The bistro-style menu features specialties from New England, Italy, Portugal and France. A boutique wine list features 60 wines from around the world, corporate beverage director Len Panaggio’s handiwork.
The restaurant serves Monday to Thursday, 4-10 p.m.; Friday and Saturday, 4-11 p.m., and Sunday, 10:30 a.m.-9 p.m.
Details: Waterman Grille, 4 Richmond Square, Providence, (401) 521-9229, www.watermangrille.com.
Shula’s 347 Grill, at the Providence Hilton, (formerly the Holiday Inn) sits in shiny new glass-front construction on the second floor next to the Dunkin’ Donuts Center. Shula’s serves a breakfast buffet, as well as lunch and dinner. The bar area has lots of flat panel televisions for sports viewing. The tap includes Narragansett as well as Guinness and Bass. This is a place where cowboy steaks and baby back ribs can be enjoyed as can watching your favorite sporting event on one of those TVs.
The restaurant offers valet parking every evening: first two hours free.
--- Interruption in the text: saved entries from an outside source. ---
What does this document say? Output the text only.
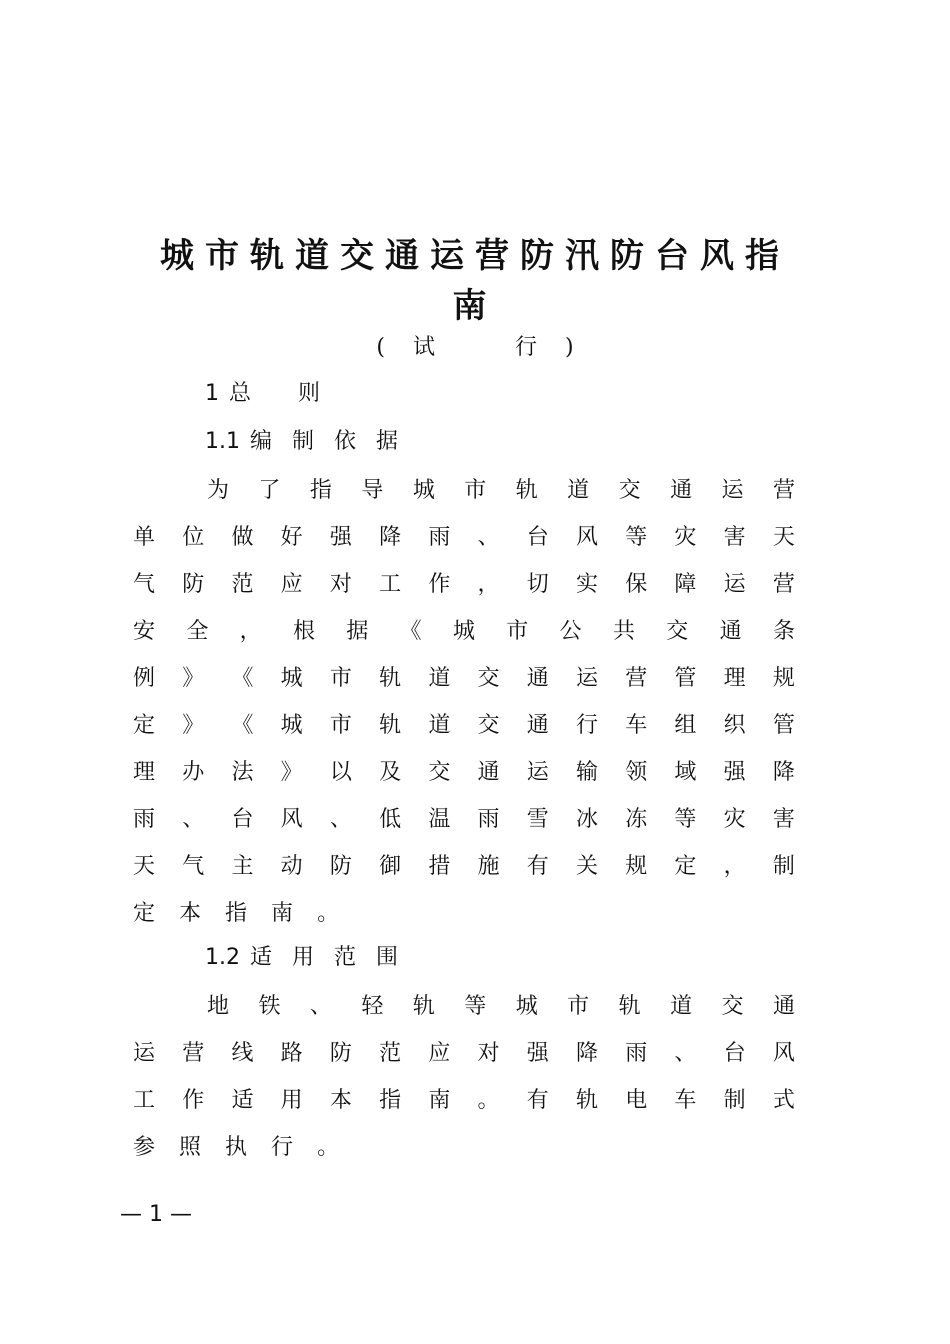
城市轨道交通运营防汛防台风指
南
( 试	行 )
1 总 则
1.1 编制依据
为 了 指 导 城 市 轨 道 交 通 运 营
单 位 做 好 强 降 雨 、 台 风 等 灾 害 天
气 防 范 应 对 工 作 ， 切 实 保 障 运 营
安 全 ， 根 据 《 城 市 公 共 交 通 条
例 》 《 城 市 轨 道 交 通 运 营 管 理 规
定 》 《 城 市 轨 道 交 通 行 车 组 织 管
理 办 法 》 以 及 交 通 运 输 领 域 强 降
雨 、 台 风 、 低 温 雨 雪 冰 冻 等 灾 害
天 气 主 动 防 御 措 施 有 关 规 定 ， 制
定 本 指 南 。
1.2 适用范围
地 铁 、 轻 轨 等 城 市 轨 道 交 通
运 营 线 路 防 范 应 对 强 降 雨 、 台 风
工 作 适 用 本 指 南 。 有 轨 电 车 制 式
参 照 执 行 。
— 1 —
Breakfast 6 to 11 a.m. Monday to Friday, from 6:30 a.m. Saturday and Sunday; lunch 11:30 a.m. to 2:30 p.m. daily; dinner 5 to 10 p.m. Sunday to Thursday, to 11 p.m. Friday and Saturday.
Details: Shula’s 347 Grill, 21 Atwells Ave., Providence. (401) 709-0347, www.donshula.com.
The new Two Forty Two restaurant on Atwells Avenue is “where Renaissance used to be.” But everything has been updated by owner David Mardirosian.
The prices are moderate, with filet mignon starting at $16 for six ounces. Want a bigger piece, the price goes up. But red meat is only a small part of Two Forty Two’s menu, which is global in scope: a little bit Italian, a little bit Californian, a little bit Asian, often served up in combinations of one another. The desserts at Two Forty Two are made in house.
The restaurant is open for dinner 4 p.m. to 1 a.m. Monday-Thursday; to 2 a.m. Friday-Saturday; brunch 10 a.m. to 2 p.m. Sunday, dinner 3 p.m. to 12:30 a.m. Sunday.
Details: Two Forty Two, 242 Atwells Ave., Providence. (401) 453-0242.
Eleven Forty Nine stands large at the crossroads of Route 4 and Route 2 on Division Roadin Warwick. Co-owned by John G. Picerne and Thomas Wright, Jules Ramos is the executive chef. The menu is full of favorites and comfort food and includes a raw bar and pizza. Double baked meatloaf is among the lunch menu items. USDA choice aged steaks are served for dinner. Eleven Forty Nine’s menu includes seafood, pasta, salads and appetizers.
The restaurant serves lunch and dinner Monday through Saturday.